Whether the Fed reduces interest rates or not, depends on the outcome of the G20 summit and its potential impact on the economy.
Brexit and the UK economy
The main focus in the UK has been the changing political landscape and the uncertainty surrounding Brexit. The Conservative Party are in the process of selecting a new leader, who will replace Theresa May as Prime Minister. Although Boris Johnson is the clear favourite it is still not clear how he or any of his rivals will obtain the approval from Parliament for their plans for the UK to leave the European Union. The uncertainty surrounding Brexit is hitting business investment. The UK economy contracted in April, following a “dramatic” decline in car production and a weakening of Brexit stockpiling activity. UK Gross Domestic Product (GDP) declined 0.4% month on month, the worst fall since March 2016 and lower than economic forecasts.
The British Chamber of Commerce is forecasting economic growth for the UK at 1.3% in 2019, and 1% in 2020. The currency is reflecting the uncertainty surrounding Brexit with Sterling weakening against the major currencies. The economic forecasts depend on the outcome of Brexit and whether it is an orderly exit or not.
Despite the weaker economy, wage growth in the three months from February to April beat market expectations, rising 3.4%, year on year. After taking into account inflation, wage growth was 1.4%. The unemployment rate remains unchanged at 3.8% and has not been lower since the October to December 1974 period.
There are also growing concerns over the Eurozone economy and this has been highlighted by the latest economic data for the German economy, with industrial production declining 1.9% in April, compared with the previous month. The Bundesbank is also more downbeat and is now forecasting the German economy to grow by 0.6% in 2019, compared with the forecast of 1.6% that was made in December.
Because of the weakness in the Eurozone economy, the European Central Bank (ECB) has kept interest rates unchanged. The ECB President, Mario Draghi, has suggested that if the economic data fails to improve, then the next step will be for the ECB to provide monetary stimulus and this could be as soon as July.
Japan monetary policy
The Bank of Japan (BoJ) has also kept monetary policy unchanged, but has stressed that global risks to the economy are increasing, largely due to trade tensions. The BoJ has signalled that they are leaning towards increasing monetary support.
There are also question marks towards the health of the Chinese economy. Although China’s factory activity expanded at a steady, but modest pace in May, some analysts believe that firms may be front-loading exports to avoid higher tariffs, masking underlying weakness in the economy.
The recent attack on two oil tankers in the Gulf of Oman, plus the downing of a US drone by Iran have increased tensions between the US and Iran. Although no one has claimed responsibility for the attack on the oil tankers, the US has claimed it has evidence that Iran was responsible. The tensions between the US and Iran could escalate into something more serious.
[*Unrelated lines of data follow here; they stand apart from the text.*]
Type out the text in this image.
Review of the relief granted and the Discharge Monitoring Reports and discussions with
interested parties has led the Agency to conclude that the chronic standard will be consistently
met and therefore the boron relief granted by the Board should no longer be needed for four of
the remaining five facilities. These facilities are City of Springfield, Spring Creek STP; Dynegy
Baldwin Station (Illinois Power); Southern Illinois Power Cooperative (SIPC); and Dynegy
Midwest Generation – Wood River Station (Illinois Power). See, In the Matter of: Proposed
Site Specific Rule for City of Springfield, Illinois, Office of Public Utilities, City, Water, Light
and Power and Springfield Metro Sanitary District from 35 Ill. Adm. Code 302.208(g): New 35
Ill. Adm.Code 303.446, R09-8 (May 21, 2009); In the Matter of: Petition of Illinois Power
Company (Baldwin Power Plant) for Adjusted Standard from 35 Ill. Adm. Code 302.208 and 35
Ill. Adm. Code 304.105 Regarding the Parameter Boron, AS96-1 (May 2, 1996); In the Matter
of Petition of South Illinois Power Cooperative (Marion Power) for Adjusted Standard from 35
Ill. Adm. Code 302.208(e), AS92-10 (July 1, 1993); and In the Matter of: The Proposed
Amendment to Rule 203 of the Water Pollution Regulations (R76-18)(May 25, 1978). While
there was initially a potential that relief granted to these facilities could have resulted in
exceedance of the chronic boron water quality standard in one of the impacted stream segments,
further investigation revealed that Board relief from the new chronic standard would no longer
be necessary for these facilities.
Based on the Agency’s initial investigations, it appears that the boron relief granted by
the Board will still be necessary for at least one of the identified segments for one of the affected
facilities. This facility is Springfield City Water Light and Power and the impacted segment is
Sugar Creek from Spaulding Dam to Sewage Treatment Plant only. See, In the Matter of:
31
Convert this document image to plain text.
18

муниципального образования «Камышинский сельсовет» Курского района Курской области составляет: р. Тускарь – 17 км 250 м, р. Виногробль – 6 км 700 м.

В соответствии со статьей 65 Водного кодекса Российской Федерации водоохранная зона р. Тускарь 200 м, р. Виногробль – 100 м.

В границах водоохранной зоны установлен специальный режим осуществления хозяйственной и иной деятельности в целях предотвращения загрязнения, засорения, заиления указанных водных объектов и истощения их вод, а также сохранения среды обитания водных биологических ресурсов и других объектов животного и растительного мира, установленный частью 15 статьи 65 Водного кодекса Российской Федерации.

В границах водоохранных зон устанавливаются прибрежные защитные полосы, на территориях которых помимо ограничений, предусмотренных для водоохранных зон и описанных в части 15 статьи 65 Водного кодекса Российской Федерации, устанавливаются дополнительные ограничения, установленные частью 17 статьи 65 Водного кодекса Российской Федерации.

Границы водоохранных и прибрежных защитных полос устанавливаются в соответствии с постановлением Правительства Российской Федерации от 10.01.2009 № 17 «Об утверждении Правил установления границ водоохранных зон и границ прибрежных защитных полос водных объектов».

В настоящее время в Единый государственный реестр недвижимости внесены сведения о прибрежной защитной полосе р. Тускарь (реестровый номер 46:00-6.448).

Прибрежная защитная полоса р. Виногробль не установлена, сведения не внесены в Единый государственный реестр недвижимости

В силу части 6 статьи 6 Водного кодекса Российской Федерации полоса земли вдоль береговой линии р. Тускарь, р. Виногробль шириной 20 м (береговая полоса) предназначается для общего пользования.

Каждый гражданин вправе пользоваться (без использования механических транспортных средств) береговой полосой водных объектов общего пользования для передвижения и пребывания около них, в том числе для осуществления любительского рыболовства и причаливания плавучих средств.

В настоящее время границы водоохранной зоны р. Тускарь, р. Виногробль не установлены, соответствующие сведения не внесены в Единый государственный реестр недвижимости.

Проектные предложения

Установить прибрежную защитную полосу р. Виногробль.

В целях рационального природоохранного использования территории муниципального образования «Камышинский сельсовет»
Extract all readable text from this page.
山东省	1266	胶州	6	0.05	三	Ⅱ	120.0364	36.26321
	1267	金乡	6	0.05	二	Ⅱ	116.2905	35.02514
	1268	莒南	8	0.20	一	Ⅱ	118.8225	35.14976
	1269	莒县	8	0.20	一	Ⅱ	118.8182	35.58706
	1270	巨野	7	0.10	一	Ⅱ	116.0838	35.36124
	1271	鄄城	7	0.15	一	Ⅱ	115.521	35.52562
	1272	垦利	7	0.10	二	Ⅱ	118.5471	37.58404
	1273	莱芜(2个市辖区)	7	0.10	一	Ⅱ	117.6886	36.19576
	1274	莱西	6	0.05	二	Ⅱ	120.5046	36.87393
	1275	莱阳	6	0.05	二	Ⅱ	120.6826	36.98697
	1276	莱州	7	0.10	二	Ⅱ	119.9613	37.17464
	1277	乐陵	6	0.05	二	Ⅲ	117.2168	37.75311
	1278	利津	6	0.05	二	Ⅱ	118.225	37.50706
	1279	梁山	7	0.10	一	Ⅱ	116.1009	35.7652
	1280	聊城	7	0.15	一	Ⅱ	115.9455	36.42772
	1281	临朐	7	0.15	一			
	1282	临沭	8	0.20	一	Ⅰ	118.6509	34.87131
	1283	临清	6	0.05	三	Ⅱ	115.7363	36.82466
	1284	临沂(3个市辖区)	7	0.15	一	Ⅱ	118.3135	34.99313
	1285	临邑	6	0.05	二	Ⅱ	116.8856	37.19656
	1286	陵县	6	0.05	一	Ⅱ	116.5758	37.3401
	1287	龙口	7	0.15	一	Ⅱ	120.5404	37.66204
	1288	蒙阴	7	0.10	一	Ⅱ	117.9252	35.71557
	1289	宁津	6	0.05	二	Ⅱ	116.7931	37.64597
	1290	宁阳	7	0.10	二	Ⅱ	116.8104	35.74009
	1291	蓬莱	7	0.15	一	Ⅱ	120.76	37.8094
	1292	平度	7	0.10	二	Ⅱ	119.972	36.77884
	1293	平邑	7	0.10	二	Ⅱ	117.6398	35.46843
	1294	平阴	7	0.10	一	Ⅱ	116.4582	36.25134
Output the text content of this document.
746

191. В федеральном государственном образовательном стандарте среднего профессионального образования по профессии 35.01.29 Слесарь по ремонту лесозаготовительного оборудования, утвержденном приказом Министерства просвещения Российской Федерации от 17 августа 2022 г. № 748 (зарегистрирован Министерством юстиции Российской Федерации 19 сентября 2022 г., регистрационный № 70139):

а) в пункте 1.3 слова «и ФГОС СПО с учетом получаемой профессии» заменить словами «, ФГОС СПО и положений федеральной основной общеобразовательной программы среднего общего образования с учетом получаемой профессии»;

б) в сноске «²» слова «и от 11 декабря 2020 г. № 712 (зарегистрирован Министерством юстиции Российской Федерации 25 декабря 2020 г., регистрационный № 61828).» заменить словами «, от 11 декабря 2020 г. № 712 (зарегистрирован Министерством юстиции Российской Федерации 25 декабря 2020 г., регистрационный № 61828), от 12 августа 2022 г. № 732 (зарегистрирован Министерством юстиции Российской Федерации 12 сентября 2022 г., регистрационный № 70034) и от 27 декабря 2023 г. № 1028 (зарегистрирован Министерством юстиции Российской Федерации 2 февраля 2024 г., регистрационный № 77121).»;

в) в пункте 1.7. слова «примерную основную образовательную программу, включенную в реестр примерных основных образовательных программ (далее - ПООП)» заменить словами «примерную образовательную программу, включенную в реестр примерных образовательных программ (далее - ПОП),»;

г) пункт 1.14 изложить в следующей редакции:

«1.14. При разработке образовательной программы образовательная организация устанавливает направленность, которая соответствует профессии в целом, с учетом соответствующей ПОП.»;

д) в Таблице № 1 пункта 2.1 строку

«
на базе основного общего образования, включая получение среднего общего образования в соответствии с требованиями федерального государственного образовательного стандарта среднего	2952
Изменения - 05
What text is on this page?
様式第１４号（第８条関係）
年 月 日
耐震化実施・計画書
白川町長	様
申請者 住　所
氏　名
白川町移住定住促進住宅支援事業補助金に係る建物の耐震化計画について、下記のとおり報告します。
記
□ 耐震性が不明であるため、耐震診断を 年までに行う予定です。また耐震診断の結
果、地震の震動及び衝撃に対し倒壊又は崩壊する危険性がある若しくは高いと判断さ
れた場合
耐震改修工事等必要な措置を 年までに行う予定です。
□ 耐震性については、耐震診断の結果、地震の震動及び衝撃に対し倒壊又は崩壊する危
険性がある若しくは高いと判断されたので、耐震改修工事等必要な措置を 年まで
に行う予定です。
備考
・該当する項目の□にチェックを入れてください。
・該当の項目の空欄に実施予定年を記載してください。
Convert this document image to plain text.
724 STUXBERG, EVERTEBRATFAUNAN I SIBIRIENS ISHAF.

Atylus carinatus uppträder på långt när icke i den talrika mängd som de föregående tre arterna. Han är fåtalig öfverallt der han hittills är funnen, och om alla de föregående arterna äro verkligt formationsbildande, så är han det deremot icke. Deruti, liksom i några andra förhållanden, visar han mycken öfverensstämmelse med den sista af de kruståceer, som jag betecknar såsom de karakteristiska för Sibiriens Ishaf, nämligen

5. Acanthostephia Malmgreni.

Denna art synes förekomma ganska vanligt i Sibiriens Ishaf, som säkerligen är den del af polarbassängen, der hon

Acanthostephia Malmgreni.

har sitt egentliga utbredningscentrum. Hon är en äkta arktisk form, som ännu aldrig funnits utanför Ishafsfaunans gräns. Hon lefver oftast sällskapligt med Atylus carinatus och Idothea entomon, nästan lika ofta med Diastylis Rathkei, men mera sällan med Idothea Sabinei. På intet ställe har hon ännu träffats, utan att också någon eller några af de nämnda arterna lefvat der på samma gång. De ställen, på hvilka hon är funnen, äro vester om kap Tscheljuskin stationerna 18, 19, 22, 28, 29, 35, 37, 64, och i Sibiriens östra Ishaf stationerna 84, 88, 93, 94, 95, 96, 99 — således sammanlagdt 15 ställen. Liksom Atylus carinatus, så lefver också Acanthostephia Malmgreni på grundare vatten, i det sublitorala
The risks towards the global economy have increased, largely due to US-China trade tensions and this can be seen in the latest economic numbers. The major central banks, particularly, the Fed, ECB and BoJ are all preparing to increase support for their economies through monetary policy. Therefore, the outlook for the global economy depends on a resolution to the US-China trade dispute, which means that the key to the global economy will be the G20 summit, and hopefully, a favourable outcome between the US and China.